Political observers praised Nhiek Bun Chhay’s remarks as a sign of demilitarization and growing political stability in Cambodia.

But they drew a tepid response from the government in Phnom Penh.

On Tuesday, spokesman Khieu Kanharith declined to directly comment on Nhiek Bun Chhay’s remarks, saying only that “it is expected in the future that the military should defend the country and implement the rule of law—not engage in revolt.”

Nhiek Bun Chhay, a former Funcinpec general, escaped a siege on his Phnom Penh compound during the bloody factional fighting of July 1997 that resulted in the ouster of Hun Sen’s coalition partner Prince Noro­dom Ranariddh. For the next 17 months, Nhiek Bun Chhay led resistance forces at camps spread out along the Thai border in western and northern Cambodia.

In March 1998, Nhiek Bun Chhay was convicted in absentia, along with Prince Rana­riddh and two other comrades, of colluding with the Khmer Rouge to overthrow the government in 1997.

After the 1998 national elections, as part of a coalition deal between the CPP and Funcinpec, he was granted an amnesty and invited back into the fold as a politician.

Last week, he was touring the area in northern Cambodia as a politician tackling land disputes and other issues. Nhiek Bun Chhay said that he is committed to his new task.

“At first, it is difficult for a military leader to grasp the law…[but] I’ve received training and have read law books every day to stren­gth­en my knowledge.”

Kao Kim Hourn, executive director of the Cambodian Inst­itute for Cooperation and Peace, praised the former RCAF first deputy chief of general staff for abandoning “old thinking” and enabling hundreds of “poor people” to be demobilized and reintegrated into civilian life.

“Right now, we are witnessing the process of nation-building,” Kao Kim Hourn said Monday in an interview in Phnom Penh. “And this development is an important indication of the changing reality.
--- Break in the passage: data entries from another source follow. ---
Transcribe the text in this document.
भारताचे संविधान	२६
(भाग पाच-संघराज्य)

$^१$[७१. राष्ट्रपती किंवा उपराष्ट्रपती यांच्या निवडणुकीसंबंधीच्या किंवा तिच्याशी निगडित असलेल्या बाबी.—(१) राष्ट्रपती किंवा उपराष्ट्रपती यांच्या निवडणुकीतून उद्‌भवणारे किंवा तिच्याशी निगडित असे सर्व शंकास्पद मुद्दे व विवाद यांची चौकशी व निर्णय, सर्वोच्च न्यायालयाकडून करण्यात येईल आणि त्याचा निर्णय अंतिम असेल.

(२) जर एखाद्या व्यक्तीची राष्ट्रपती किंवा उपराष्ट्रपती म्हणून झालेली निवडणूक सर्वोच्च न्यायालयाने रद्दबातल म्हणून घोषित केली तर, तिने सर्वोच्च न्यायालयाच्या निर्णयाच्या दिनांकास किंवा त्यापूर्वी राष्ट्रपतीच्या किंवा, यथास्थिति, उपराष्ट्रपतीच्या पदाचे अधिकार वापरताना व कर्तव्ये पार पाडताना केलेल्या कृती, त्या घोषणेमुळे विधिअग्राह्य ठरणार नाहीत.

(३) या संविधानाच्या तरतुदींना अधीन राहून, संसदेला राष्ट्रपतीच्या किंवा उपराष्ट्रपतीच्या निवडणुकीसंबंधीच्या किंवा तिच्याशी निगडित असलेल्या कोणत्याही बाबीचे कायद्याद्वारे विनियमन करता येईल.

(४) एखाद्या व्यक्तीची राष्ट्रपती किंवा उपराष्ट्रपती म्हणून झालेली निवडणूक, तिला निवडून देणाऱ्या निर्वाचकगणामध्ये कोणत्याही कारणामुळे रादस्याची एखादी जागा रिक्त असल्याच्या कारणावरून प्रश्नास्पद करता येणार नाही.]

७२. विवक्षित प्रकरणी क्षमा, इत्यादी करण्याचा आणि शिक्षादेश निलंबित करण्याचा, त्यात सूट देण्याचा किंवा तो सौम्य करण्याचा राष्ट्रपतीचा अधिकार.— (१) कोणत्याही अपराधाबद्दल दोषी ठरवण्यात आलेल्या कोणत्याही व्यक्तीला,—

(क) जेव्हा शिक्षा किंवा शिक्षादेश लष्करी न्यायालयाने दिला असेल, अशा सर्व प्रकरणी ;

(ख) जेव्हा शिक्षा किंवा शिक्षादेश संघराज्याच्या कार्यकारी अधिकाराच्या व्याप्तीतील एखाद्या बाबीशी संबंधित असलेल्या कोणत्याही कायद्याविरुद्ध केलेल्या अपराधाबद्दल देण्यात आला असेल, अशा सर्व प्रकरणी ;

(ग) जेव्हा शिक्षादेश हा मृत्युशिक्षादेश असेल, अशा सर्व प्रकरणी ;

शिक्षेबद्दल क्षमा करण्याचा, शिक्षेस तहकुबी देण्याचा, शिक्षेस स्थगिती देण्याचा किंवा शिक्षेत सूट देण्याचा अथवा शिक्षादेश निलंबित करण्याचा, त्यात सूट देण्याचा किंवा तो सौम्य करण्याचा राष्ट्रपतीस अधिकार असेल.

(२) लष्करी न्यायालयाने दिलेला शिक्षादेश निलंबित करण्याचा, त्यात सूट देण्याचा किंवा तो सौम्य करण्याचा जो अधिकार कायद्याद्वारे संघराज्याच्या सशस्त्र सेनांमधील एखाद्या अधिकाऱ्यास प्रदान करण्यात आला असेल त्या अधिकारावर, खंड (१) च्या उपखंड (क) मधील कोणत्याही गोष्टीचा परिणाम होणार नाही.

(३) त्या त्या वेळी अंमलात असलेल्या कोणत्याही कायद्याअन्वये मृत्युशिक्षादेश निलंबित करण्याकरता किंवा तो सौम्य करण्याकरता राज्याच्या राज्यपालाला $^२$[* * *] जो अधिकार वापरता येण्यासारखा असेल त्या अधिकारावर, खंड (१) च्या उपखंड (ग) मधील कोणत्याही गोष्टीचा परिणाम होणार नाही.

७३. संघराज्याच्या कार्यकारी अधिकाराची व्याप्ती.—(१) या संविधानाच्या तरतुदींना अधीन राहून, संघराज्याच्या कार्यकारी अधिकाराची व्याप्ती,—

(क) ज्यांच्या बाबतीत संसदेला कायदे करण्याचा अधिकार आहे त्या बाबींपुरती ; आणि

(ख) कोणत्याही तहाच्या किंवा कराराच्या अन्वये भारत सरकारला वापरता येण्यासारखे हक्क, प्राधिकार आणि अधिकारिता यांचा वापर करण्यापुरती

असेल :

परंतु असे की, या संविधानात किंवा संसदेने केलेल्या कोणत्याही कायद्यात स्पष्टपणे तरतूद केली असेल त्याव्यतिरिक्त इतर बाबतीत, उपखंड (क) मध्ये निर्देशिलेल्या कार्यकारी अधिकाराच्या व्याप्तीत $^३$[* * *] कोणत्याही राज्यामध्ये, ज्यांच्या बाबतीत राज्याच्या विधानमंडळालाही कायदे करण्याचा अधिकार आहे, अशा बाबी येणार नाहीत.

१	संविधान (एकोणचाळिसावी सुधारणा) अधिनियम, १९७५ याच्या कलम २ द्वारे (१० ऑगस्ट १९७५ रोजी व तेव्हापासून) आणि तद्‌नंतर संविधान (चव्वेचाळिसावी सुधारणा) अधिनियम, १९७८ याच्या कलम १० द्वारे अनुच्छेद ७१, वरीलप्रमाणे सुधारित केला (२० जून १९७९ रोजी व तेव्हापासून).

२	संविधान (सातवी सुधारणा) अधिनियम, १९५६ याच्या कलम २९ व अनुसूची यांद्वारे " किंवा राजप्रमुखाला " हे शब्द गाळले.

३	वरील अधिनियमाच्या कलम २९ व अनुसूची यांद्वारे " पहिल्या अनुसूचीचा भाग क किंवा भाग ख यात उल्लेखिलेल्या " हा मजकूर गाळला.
It’s a positive sign that more generals are engaged in a new way of thinking.”

Similarly, Colonel Dougall McMillan, defense attache at the Australian Embassy, said Tues­day: “This move is indicative of the country’s progress from a militarized society to one in which military and paramilitary leaders are seeking to enter other arenas. I would applaud Nhiek Bun Chhay for maintaining the interest of his country by pursuing a role where he can be of benefit.”

Nhiek Bun Chhay’s sentiments, however, were met with disappointment by some of his loyal supporters in northern Cambodia.

“I really need him to back all of the people who have walked along with him,” Mao Iv of Bat­tambang province said last Friday. “We are all waiting to welcome him when he returns to his former place.”

That is not likely to happen, according to Nhiek Bun Chhay’s secretary Sok Savin, who indicated that the former resistance commander is suited to his new role: “Nhiek Bun Chhay is clever and smart in study. He has recieved good advice from his advisers, and he has paid attention to it.”